Increased activity at Volcán Turrialba has caused the national emergency commission to take additional measures around the mountain.
The volcano has been having small eruptions up to an average of once an hour.
Officials and scientists fear that something larger is likely.
Most of the livestock from farms and ranches near the volcano are being relocated. One school in the community of El Centro is being closed. Students from a second school are being transferred to an institution further away.
Animal health officials said that there were 279 cows within two kilometers of the volcano. Most are milk cows.
This is not a bad development for the animals because the pastures in the vicinity of the mountain are covered with volcanic ash. Farmers with crops in the field have had to spray the plants each day to wash off damaging ash.
Some of the trees and bushes near the volcano have suffered considerably from the acidic vapor generated by the rain and the volcano.
The Comisión Nacional de Prevención de Riesgos y Atención de Emergencias has established a second ring with a five-kilometer radius around the mountain.

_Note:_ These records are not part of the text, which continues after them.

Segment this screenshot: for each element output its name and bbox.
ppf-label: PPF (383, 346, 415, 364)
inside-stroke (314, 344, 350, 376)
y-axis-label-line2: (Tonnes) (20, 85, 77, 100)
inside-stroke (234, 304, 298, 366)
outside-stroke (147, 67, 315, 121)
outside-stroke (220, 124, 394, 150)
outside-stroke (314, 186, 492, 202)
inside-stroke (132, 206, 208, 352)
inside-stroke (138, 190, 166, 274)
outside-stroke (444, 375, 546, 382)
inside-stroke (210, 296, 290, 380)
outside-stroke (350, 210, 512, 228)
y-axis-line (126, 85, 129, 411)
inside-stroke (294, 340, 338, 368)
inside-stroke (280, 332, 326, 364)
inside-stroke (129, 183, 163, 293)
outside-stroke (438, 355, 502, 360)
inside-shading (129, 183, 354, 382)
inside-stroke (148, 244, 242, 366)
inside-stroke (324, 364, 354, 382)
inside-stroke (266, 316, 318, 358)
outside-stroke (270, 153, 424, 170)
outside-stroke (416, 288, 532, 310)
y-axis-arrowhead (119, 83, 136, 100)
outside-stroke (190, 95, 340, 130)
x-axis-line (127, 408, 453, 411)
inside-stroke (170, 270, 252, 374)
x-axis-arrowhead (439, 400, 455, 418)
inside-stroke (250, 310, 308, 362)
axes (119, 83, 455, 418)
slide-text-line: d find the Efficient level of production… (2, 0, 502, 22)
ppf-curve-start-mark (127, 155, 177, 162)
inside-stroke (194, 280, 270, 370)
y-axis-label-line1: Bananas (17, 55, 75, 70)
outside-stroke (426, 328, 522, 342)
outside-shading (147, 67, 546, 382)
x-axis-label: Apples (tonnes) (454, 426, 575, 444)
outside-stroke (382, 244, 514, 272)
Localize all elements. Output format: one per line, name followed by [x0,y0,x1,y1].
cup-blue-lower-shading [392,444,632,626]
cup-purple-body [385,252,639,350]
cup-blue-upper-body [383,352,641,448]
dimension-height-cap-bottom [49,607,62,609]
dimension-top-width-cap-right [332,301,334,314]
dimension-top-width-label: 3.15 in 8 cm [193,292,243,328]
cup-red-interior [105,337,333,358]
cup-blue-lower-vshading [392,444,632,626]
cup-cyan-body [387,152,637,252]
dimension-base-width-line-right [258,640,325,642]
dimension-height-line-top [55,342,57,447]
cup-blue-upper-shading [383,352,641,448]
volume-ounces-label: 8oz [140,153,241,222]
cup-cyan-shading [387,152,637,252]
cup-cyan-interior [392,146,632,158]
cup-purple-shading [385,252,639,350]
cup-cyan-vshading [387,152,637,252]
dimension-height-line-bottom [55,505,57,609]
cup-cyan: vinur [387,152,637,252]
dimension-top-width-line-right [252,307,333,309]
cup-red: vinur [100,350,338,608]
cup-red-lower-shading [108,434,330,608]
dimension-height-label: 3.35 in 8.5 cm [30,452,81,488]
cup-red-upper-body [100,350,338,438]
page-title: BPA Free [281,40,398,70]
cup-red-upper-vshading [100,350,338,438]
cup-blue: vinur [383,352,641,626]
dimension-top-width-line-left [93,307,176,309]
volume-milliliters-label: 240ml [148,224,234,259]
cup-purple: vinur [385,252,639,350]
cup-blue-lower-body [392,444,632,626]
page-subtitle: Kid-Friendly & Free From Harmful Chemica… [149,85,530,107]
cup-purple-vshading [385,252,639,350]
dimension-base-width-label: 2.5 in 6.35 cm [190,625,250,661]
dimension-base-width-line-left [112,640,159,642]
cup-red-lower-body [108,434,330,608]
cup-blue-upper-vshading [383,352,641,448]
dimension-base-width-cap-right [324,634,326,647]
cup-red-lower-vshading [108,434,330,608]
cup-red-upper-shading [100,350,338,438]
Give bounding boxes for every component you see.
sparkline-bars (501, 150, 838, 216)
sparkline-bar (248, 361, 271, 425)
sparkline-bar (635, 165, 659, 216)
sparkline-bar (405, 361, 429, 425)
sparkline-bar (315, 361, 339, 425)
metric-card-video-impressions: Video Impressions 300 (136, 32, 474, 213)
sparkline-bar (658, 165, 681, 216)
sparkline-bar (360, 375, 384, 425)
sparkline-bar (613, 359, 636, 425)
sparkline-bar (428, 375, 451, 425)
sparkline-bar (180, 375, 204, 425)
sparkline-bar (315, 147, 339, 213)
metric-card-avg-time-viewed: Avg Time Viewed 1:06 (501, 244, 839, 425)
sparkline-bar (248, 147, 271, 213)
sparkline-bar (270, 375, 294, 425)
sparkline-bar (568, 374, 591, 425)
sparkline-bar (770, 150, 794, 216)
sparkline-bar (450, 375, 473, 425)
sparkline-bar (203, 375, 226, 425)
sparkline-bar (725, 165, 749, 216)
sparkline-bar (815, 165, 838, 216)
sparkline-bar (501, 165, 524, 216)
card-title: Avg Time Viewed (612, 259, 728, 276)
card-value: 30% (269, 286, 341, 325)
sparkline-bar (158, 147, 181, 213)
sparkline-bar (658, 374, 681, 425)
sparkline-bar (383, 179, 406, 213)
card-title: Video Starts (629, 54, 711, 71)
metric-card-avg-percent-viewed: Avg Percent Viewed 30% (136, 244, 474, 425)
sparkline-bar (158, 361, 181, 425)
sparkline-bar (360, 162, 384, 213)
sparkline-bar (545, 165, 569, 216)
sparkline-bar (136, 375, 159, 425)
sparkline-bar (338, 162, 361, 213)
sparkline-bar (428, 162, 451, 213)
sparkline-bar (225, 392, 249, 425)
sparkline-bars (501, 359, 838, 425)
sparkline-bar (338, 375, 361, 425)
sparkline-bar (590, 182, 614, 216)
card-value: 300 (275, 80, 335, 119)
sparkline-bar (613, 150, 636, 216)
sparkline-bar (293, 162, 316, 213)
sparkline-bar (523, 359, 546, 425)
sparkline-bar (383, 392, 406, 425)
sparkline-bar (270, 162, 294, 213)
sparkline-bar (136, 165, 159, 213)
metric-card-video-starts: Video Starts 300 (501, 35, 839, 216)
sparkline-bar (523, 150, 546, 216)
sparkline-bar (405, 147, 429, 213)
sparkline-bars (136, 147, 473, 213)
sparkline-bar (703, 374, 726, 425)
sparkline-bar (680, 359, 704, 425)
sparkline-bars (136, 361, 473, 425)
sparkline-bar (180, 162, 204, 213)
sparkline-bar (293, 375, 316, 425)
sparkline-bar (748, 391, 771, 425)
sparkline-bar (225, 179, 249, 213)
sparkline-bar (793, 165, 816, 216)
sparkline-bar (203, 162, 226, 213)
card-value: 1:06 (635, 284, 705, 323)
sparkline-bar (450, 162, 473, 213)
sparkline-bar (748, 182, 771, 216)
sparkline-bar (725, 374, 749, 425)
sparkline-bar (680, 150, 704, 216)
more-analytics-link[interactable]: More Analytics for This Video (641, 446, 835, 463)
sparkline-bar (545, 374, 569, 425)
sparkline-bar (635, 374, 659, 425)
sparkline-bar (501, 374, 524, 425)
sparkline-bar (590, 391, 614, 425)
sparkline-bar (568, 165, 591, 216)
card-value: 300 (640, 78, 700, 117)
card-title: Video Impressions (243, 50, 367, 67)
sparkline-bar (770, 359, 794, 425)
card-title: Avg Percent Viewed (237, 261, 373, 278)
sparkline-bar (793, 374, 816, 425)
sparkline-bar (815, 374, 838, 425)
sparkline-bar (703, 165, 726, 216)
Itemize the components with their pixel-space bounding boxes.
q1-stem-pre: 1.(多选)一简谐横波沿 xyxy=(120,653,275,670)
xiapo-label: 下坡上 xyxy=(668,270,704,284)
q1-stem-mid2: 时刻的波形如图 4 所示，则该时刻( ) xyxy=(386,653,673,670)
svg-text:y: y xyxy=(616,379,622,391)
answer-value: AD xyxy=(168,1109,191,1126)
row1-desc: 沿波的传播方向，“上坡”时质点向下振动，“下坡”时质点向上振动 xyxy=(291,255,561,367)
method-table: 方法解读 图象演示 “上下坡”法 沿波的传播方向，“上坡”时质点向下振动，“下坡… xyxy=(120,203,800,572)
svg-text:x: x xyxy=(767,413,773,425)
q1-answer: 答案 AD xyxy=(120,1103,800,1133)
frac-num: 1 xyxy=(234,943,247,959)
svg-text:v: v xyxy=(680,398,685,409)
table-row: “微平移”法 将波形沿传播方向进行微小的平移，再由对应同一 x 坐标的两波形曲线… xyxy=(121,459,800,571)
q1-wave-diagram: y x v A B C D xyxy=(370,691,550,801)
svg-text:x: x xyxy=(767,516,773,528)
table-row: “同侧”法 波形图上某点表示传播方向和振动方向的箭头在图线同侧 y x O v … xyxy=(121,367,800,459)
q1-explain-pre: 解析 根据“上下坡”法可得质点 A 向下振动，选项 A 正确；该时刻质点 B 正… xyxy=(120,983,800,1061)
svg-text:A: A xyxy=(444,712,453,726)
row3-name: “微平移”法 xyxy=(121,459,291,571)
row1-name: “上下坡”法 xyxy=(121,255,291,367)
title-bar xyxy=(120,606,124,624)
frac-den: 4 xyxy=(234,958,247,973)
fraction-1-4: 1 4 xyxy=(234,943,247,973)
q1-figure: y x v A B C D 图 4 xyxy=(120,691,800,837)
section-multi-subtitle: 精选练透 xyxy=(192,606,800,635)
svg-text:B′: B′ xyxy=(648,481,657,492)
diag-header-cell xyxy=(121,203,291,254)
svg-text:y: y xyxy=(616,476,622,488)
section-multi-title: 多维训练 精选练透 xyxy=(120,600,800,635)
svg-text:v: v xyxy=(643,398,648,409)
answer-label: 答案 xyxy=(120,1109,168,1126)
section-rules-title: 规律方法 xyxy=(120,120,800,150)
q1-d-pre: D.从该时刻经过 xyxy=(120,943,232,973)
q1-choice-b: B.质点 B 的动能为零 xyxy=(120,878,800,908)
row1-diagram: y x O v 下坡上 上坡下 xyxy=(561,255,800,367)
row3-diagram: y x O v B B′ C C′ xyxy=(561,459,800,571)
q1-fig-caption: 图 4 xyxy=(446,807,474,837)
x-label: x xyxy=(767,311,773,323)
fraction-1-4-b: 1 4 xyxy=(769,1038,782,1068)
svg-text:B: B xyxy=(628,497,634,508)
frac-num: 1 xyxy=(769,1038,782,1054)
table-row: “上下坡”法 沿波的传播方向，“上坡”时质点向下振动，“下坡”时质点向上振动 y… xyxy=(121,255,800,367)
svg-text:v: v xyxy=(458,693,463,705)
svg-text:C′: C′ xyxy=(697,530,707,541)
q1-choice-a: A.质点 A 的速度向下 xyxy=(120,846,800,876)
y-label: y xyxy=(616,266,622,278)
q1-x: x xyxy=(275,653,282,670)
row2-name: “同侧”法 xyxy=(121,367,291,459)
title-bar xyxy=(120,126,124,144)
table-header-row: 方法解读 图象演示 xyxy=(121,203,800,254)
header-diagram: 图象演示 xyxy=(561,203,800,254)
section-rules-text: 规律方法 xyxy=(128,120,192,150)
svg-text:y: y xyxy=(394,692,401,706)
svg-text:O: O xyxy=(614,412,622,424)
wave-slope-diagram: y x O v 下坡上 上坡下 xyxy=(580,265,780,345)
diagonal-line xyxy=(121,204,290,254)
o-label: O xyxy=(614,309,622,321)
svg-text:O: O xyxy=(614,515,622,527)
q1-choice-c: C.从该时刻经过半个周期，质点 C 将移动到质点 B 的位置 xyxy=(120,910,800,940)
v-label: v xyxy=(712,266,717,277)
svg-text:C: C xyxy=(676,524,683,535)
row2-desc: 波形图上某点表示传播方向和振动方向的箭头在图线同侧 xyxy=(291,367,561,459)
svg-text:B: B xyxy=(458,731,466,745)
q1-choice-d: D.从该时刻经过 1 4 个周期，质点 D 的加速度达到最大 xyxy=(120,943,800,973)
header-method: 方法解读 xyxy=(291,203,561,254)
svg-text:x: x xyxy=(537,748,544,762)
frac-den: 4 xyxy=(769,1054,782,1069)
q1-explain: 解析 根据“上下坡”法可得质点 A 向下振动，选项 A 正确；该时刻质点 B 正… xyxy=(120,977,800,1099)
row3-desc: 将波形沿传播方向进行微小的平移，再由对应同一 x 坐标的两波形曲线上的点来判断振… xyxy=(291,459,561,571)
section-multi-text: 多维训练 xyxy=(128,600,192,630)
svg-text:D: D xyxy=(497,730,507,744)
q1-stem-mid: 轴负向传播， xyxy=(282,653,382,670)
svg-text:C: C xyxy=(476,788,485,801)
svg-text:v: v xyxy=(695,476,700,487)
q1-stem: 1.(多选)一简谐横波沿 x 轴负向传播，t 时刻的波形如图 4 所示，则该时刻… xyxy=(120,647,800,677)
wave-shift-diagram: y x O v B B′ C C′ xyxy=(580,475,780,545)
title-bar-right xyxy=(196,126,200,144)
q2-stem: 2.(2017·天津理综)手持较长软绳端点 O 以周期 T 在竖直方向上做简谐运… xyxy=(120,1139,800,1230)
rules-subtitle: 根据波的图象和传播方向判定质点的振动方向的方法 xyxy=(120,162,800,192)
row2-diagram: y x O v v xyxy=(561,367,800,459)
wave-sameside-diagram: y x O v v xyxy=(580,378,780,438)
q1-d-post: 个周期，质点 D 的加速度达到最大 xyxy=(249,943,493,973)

Inside this ring residents are being instructed on emergency procedures and local emergency committees have been formed. The
commission gave a summary Monday of its efforts to date.
The Ministerio de Obras Públicas y Transportes reported that it has invested more than $1 million in improving the roads around the volcano so that they are suitable for a hasty evacuation.
The mountain continues to be under heavy surveillance, and every microquake beneath the volcano is logged and studied.
There is a probability that the volcano will simply return to sleep, although volcano scientists are predicting at least a small eruption. The major damage in the past has been the grounding of aircraft at Juan Santamaría airport due to deposits of ash.